Или заводчика породистых домашних львят, например.
— Сир-миледи здорова, сир Бронн, — отчитывался Подрик Пейн, колупая какую-то ленту на потрепанном знамени, пущенном на тряпки для вытирания ног, — не понимаю, что вас интересует…
— Львиные отпрыски, — буркнул Бронн, теряя терпение, — я поспорил с Марбрандом.
— Сир, но вокруг зима!
— Зима, парень, это то самое время, спроси одичалых, — Бронн мечтательно цокнул языком, вглядываясь в шатры копьеносиц, — время, когда тепло можно найти только под мехами близкого друга…
Подрик покраснел до ушей. Не далее, как накануне его леди сообщила ему милостиво, что считает другом его, юного Пейна.
— К тому же, — продолжал прагматичный Бронн, — твою леди по утрам тошнит.
— Это несвежее мясо.
— Хм, да-да; неплохой шмат львиного мяса, мой друг, золотой фунт мужской плоти в нужное время в нужном месте — и они не могут удержать еду в себе, толстеют, начинают плакать по любому поводу… мне это знакомо.
— Кто говорил обо львах? — Хогарт Бракс, знаменосец почившего лорда Тайвина, появился с дымящимся чайником и маленьким бочонком подмышкой, — какое мясо?
— Львиное мясо. Живое, я надеюсь — мы еще не встречались после побудки.
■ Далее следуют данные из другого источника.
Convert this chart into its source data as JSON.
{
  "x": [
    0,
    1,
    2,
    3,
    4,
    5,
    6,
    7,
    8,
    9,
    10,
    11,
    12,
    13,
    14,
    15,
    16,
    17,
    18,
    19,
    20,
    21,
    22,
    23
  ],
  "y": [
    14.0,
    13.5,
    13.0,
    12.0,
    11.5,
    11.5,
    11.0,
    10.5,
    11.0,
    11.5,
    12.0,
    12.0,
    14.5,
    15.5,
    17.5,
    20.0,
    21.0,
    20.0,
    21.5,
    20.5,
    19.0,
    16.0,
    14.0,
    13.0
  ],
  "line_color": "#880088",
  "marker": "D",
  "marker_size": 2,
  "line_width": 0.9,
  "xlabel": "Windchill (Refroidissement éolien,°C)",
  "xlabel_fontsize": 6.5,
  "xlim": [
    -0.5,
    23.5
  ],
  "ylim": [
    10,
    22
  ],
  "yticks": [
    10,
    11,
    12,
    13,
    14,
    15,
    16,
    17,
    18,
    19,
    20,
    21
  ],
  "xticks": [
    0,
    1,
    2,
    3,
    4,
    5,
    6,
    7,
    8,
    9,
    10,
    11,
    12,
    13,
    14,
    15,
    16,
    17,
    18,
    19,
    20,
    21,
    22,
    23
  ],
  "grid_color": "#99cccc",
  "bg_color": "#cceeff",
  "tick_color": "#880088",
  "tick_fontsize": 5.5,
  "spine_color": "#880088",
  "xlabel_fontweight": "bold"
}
Потрепанный, но еще плодовитый самец, — охотно продолжил делиться Бронн, — это пиво там, милорд?
— Эль, — Бракс грохнул бочонок на одеяло, — Подрику не наливать!
— Кто сказал? — возмутился юный сквайр.
— Твой кузен и наша леди.
— Ты ее видел? — осведомился Бронн. Бракс пожал плечами:
— Третий час ждет Восточный Дозор. Кто-нибудь, кому надоело жить, может попытаться ее вытащить с вышки. Клиган пытался.
— И где он? Валяется внизу со сломанной шеей, я полагаю?
— Даже, блядь, не надейся, — с приветственным рыком собственной персоной в шатре появился Сандор Клиган, и сразу стало тесно. Очень тесно.
По мнению Бронна, если бы Клиган ответил взаимностью хоть одной из сохнувших по нему одичалых баб, сосуществовать с ним стало бы в разы проще соратникам.
Неудовлетворенный, трезвый и злой Пёс был головной болью всех Ланнистеров. Почему-то плохо знакомые с Клиганом личности считали его нелюдимым одиночкой. Это была бессовестная выдумка, миф; да, Пёс чаще всего был мрачен, зол и напряжен, но всегда ошивался где-то в обществе, готовый взорваться от любого услышанного слова, просто для того, чтобы выплеснуть на кого-то свое дурное настроение.
Как легко было подметить, только обозы из Винтерфелла смиряли нрав Клигана. Всезнающий Бронн подозревал, причиной тому были письма леди Старк-старшей.
В этот раз вместе с обозом прибыли и подарки всему воинству Дня в целом. Зимнее Братство успело достаточно прославиться в Вестеросе, чтобы полоумные дамочки всех мастей заваливали пункты сбора провизии всевозможным барахлом для «великих героев». Точно, как они это делали с героями особо шумных турниров.
А значит, очередной обоз должен был пополнить запас бессмысленными грудами вышитых платочков, знамен и прочей бесполезной хрени — Бронн лишь вздыхал, предчувствуя долгие часы на разгрузке.
Справедливости ради, попадались ценные предметы. Носки, например. Ложки. Иглы и нитки. Хорошие рубашки всех размеров и оттенков. Ну, почти всегда достаточно хорошие. Бронн мог точно сказать, что у леди Мериуэзер либо косоглазие, либо ее в процессе шитья яростно сношают двое-трое дюжих молодчиков-конюхов — иначе безумно кривые стежки и рукава, жмущие в подмышках, ничем нельзя было объяснить.
— И так каждый раз, — вздохнул он, безошибочно узнавая руку упомянутой леди в присланных запасах, сваленных в шатре в одну кучу, — а это что? Книги?
— То, что оставили одича… Вольный Народ, — покосившись на похрапывающих вповалку представителей одичалых, вполголоса закончил фразу Аддам, — выдрали, заразы, листы. Задницу, что ли, вытирали?
— Заворачивали лекарственные травы и грибы, — отозвался из угла Подрик. Бронн фыркнул:
— Знаю я, что там за грибы. А что за книги?
— Погоди, дай зачитать, — сир Марбранд откашлялся, — так-так, ну, приветствия опустим… ага, вот: «…смею надеяться, изысканная подборка сочинений духовных, описывающих прелести» — слышал, Клиган? «прелести», запомни это словцо, звучит куда приличнее, чем «жопа», кхм, — «прелести невинных летних развлечений, коим в лучшие дни предавались мы…».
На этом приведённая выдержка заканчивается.